ANY CAUSE OF ACTION OR CLAIM THE CUSTOMER MAY HAVE ARISING OUT OF OR RELATING TO THESE TERMS OR THE SERVICES MUST BE COMMENCED WITHIN ONE (1) YEAR AFTER THE CAUSE OF ACTION ACCRUES. OTHERWISE, SUCH CAUSE OF ACTION OR CLAIM IS PERMANENTLY BARRED. This limitation applies regardless of whether the Customer knew or should have known of the existence of the claim.

18. General Provisions

18.1 Entire Agreement. These Terms, together with any order confirmation or scope of work provided by the Company, constitute the entire agreement between the parties with respect to the subject matter hereof and supersede all prior or contemporaneous communications, agreements, and understandings, whether oral or written.

18.2 Severability. If any provision of these Terms is held to be invalid, illegal, or unenforceable by a court of competent jurisdiction or arbitrator, such provision shall be modified to the minimum extent necessary to make it valid and enforceable, or if modification is not possible, severed from these Terms. The remaining provisions shall continue in full force and effect.

18.3 Waiver. The failure of the Company to enforce any right or provision of these Terms shall not constitute a waiver of such right or provision. Any waiver must be in writing and signed by the Company.

18.4 Assignment. The Customer may not assign or transfer these Terms or any rights or obligations hereunder without the prior written consent of the Company. The Company may assign these Terms without restriction. Any attempted assignment in violation of this Section shall be null and void.

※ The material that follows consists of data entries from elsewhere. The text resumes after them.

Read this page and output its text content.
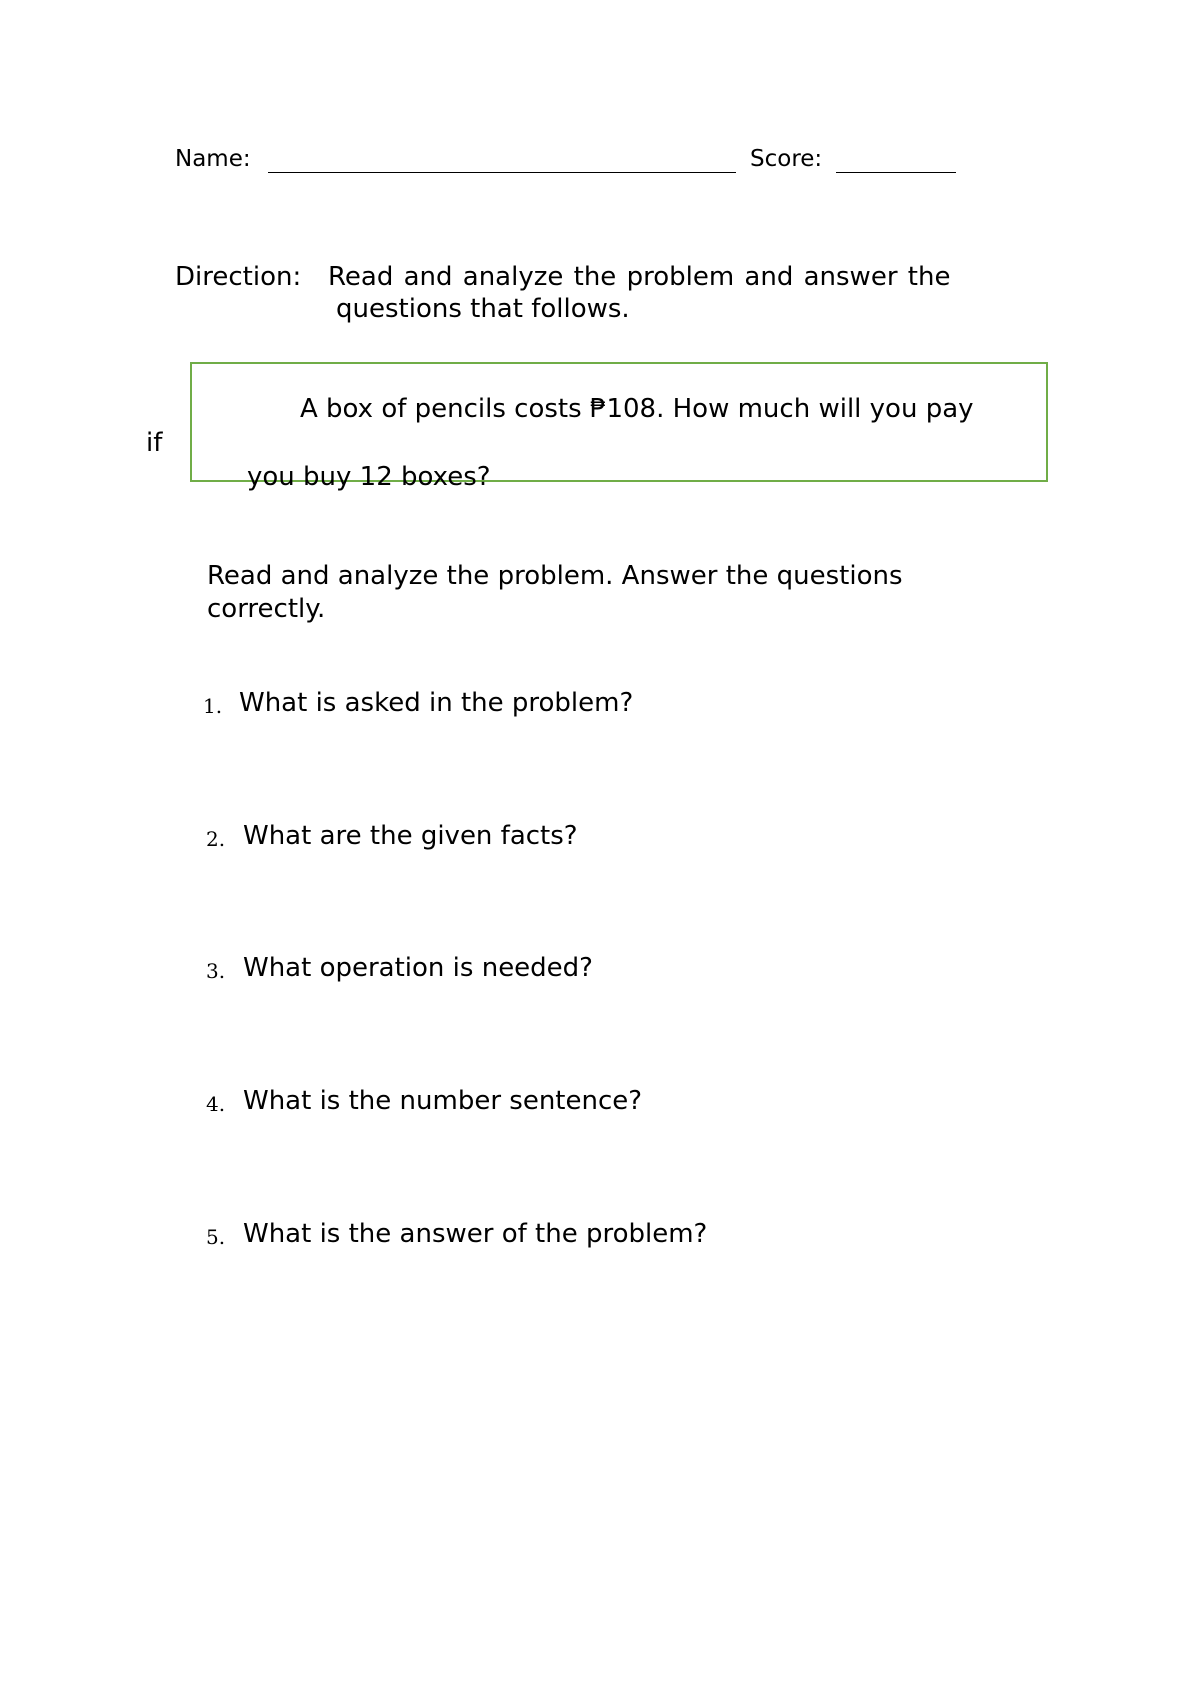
Name:	Score:
Direction: Read and analyze the problem and answer the
questions that follows.
A box of pencils costs ₱108. How much will you pay
if
you buy 12 boxes?
Read and analyze the problem. Answer the questions
correctly.
1. What is asked in the problem?
2. What are the given facts?
3. What operation is needed?
4. What is the number sentence?
5. What is the answer of the problem?
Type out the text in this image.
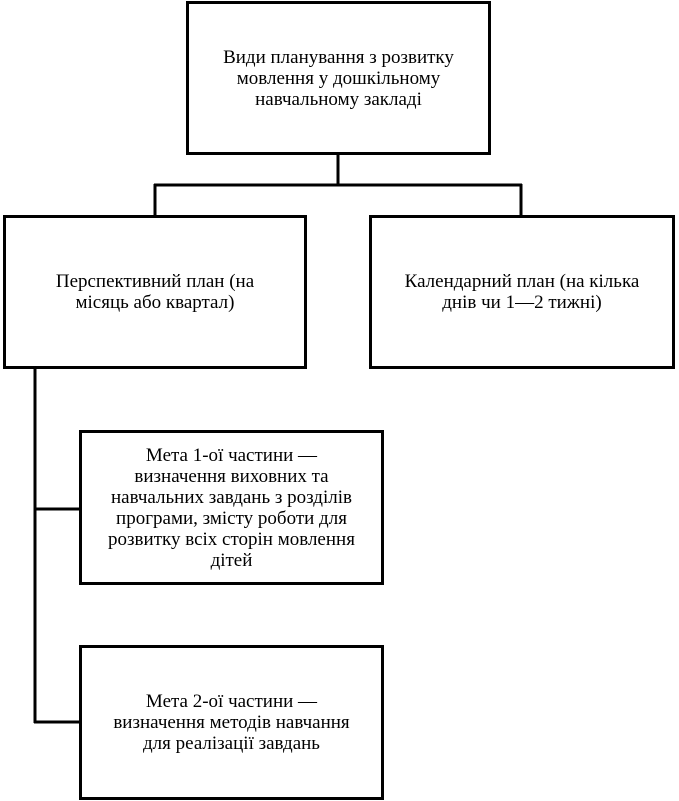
Види планування з розвитку
мовлення у дошкільному
навчальному закладі
Перспективний план (на
місяць або квартал)
Календарний план (на кілька
днів чи 1—2 тижні)
Мета 1-ої частини —
визначення виховних та
навчальних завдань з розділів
програми, змісту роботи для
розвитку всіх сторін мовлення
дітей
Мета 2-ої частини —
визначення методів навчання
для реалізації завдань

18.5 Force Majeure. The Company shall not be liable for any delay or failure in performance resulting from causes beyond its reasonable control, including but not limited to acts of God, natural disasters, pandemics, government actions, postal service disruptions, internet outages, third-party data source unavailability, cyberattacks, or failures of third-party service providers.

18.6 Independent Contractor. The Company is an independent contractor and nothing in these Terms creates a partnership, joint venture, agency, franchise, or employment relationship between the parties.

18.7 No Third-Party Beneficiaries. These Terms are for the sole benefit of the parties hereto and do not confer any rights or remedies on any third party.

18.8 Headings. Section headings are for convenience only and shall not affect the interpretation of these Terms.

19. Contact Information

All notices, requests, and communications under these Terms shall be in writing and directed to:

The Public Notifier LLC
678 Hart St. 2A
Brooklyn, NY 11221
Email: info@thepublicnotifier.com

BY USING THE SERVICES, YOU ACKNOWLEDGE THAT YOU HAVE READ, UNDERSTOOD, AND AGREE TO BE BOUND BY THESE TERMS OF SERVICE.